Boris Johnson’s tragedy is not the Downing Street parties, but Brexit. He managed to pull off the biggest British political stunt in living memory, but then had no clue what to do with it.
This is not only the tragedy of one man, but the tragedy of an entire party. William Hague had it spot-on this morning when he wrote about yesterday’s 211 to 148 confidence vote result:
“‘That is the worst possible result from the Conservative party’s point of view. Logically, they should either reconcile themselves to Johnson and get behind him, or decisively eject him and move on to a new leader. It does not seem they have done either.’
If he had been ousted yesterday, Liz Truss, the foreign secretary, would presumably have emerged as his successor. And then what? She is the current favourite in the betting markets, followed by Jeremy Hunt, the businessman-turned-politician and former health and foreign secretary. You can hear their slogans, but it is a struggle to see their strategic direction. There is virtually no discussion about a change in political direction. It is all about the leader himself.

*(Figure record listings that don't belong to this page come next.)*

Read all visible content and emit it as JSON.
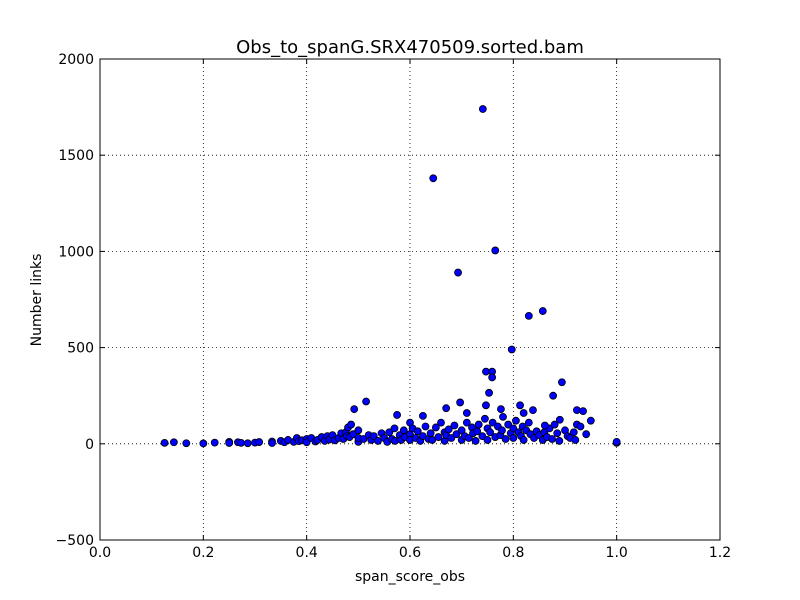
{
  "chart_data": {
    "type": "scatter",
    "title": "Obs_to_spanG.SRX470509.sorted.bam",
    "xlabel": "span_score_obs",
    "ylabel": "Number links",
    "color": "#0000ff",
    "edgecolor": "#000000",
    "grid": true,
    "xlim": [
      0,
      1.2
    ],
    "ylim": [
      -500,
      2000
    ],
    "xticks": [
      {
        "value": 0,
        "label": "0.0"
      },
      0.2,
      0.4,
      0.6,
      0.8,
      {
        "value": 1,
        "label": "1.0"
      },
      1.2
    ],
    "yticks": [
      {
        "value": -500,
        "label": "−500"
      },
      0,
      500,
      1000,
      1500,
      2000
    ],
    "x": [
      0.125,
      0.143,
      0.167,
      0.2,
      0.222,
      0.25,
      0.25,
      0.267,
      0.273,
      0.286,
      0.3,
      0.308,
      0.333,
      0.333,
      0.35,
      0.357,
      0.364,
      0.375,
      0.381,
      0.385,
      0.391,
      0.4,
      0.4,
      0.409,
      0.417,
      0.421,
      0.429,
      0.435,
      0.44,
      0.444,
      0.45,
      0.455,
      0.462,
      0.467,
      0.471,
      0.476,
      0.478,
      0.48,
      0.483,
      0.486,
      0.49,
      0.5,
      0.5,
      0.5,
      0.51,
      0.52,
      0.525,
      0.53,
      0.538,
      0.545,
      0.55,
      0.556,
      0.56,
      0.565,
      0.57,
      0.571,
      0.58,
      0.583,
      0.588,
      0.59,
      0.6,
      0.6,
      0.6,
      0.605,
      0.611,
      0.615,
      0.62,
      0.625,
      0.63,
      0.636,
      0.64,
      0.643,
      0.65,
      0.655,
      0.66,
      0.667,
      0.667,
      0.67,
      0.675,
      0.68,
      0.686,
      0.69,
      0.7,
      0.7,
      0.706,
      0.71,
      0.714,
      0.72,
      0.722,
      0.727,
      0.73,
      0.733,
      0.74,
      0.745,
      0.75,
      0.75,
      0.755,
      0.76,
      0.765,
      0.77,
      0.775,
      0.778,
      0.78,
      0.785,
      0.79,
      0.795,
      0.8,
      0.8,
      0.805,
      0.81,
      0.815,
      0.818,
      0.82,
      0.825,
      0.83,
      0.833,
      0.84,
      0.845,
      0.85,
      0.857,
      0.86,
      0.865,
      0.87,
      0.875,
      0.88,
      0.885,
      0.889,
      0.9,
      0.905,
      0.91,
      0.917,
      0.92,
      0.923,
      0.93,
      0.741,
      0.645,
      0.765,
      0.693,
      0.857,
      0.83,
      0.797,
      0.894,
      0.747,
      0.759,
      0.759,
      0.753,
      0.877,
      0.515,
      0.492,
      0.697,
      0.67,
      0.747,
      0.575,
      0.625,
      0.71,
      0.813,
      0.82,
      0.776,
      0.838,
      0.923,
      0.935,
      0.95,
      0.941,
      0.89,
      0.861,
      1.0,
      1.0
    ],
    "values": [
      5,
      8,
      3,
      2,
      6,
      10,
      4,
      8,
      5,
      3,
      6,
      9,
      12,
      4,
      15,
      8,
      20,
      10,
      30,
      14,
      18,
      25,
      8,
      30,
      12,
      20,
      35,
      15,
      40,
      22,
      45,
      18,
      30,
      55,
      25,
      60,
      40,
      85,
      35,
      100,
      50,
      10,
      70,
      30,
      25,
      45,
      20,
      40,
      15,
      55,
      30,
      10,
      60,
      25,
      80,
      15,
      45,
      20,
      70,
      35,
      110,
      50,
      20,
      80,
      30,
      65,
      15,
      40,
      90,
      25,
      55,
      20,
      85,
      35,
      110,
      60,
      15,
      45,
      75,
      30,
      95,
      50,
      70,
      20,
      40,
      110,
      30,
      85,
      55,
      15,
      65,
      100,
      40,
      130,
      80,
      20,
      60,
      110,
      35,
      90,
      45,
      70,
      140,
      25,
      100,
      55,
      80,
      30,
      120,
      60,
      40,
      90,
      20,
      70,
      110,
      50,
      30,
      65,
      45,
      20,
      60,
      35,
      80,
      25,
      100,
      55,
      15,
      70,
      40,
      30,
      60,
      20,
      100,
      90,
      1740,
      1380,
      1005,
      890,
      690,
      665,
      490,
      320,
      375,
      375,
      345,
      265,
      250,
      220,
      180,
      215,
      185,
      200,
      150,
      145,
      160,
      200,
      160,
      180,
      175,
      175,
      170,
      120,
      50,
      125,
      95,
      5,
      10
    ]
  }
}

This sheer lack of alternative political agendas tells us that, on balance, Johnson could limp on for a while, just as Berlusconi did back then. It is too early to speculate on the outcome of an election that does not have to be held until January 2025, two and a half years from now. Just look at the volatility of the opinion polls within any two-and-a-half-year period in the past. Most likely, the outcome of the next election will be determined by issues that are not yet on the horizon.
For a party in the state they are in right now, the Tories still have respectable mid-term polling results, trailing Labour by some seven percentage points, according to one poll of polls. Prime ministers have recovered from much worse mid-term positions than this one.
The question is whether Johnson’s instincts will lead him and his party on a path to gradual recovery, or on a path to self-destruction. The UK’s relationship with the EU might suffer collateral damage. Maybe we are going to see a return to early Thatcherite hard supply side policies, a macroeconomic squeeze with large spending cuts and moderate tax cuts, of the sort that prompted a letter of 364 economists to the Times in 1981? That policy was ill-judged, but Thatcher won anyway because people supported her programme of economic liberalisation, which contrasted sharply with Labour’s agenda. There is no such clarity now. The Johnson government is neither here nor there.
The one lesson we can draw from the past is that successful leaders come with an agenda. That was true, at one point, for Berlusconi too. Italy’s centre right never managed to find an alternative programme under a different leader. Today, the Italian centre-right is the junior partner of the far-right. For the Tories, this should be a cautionary tale.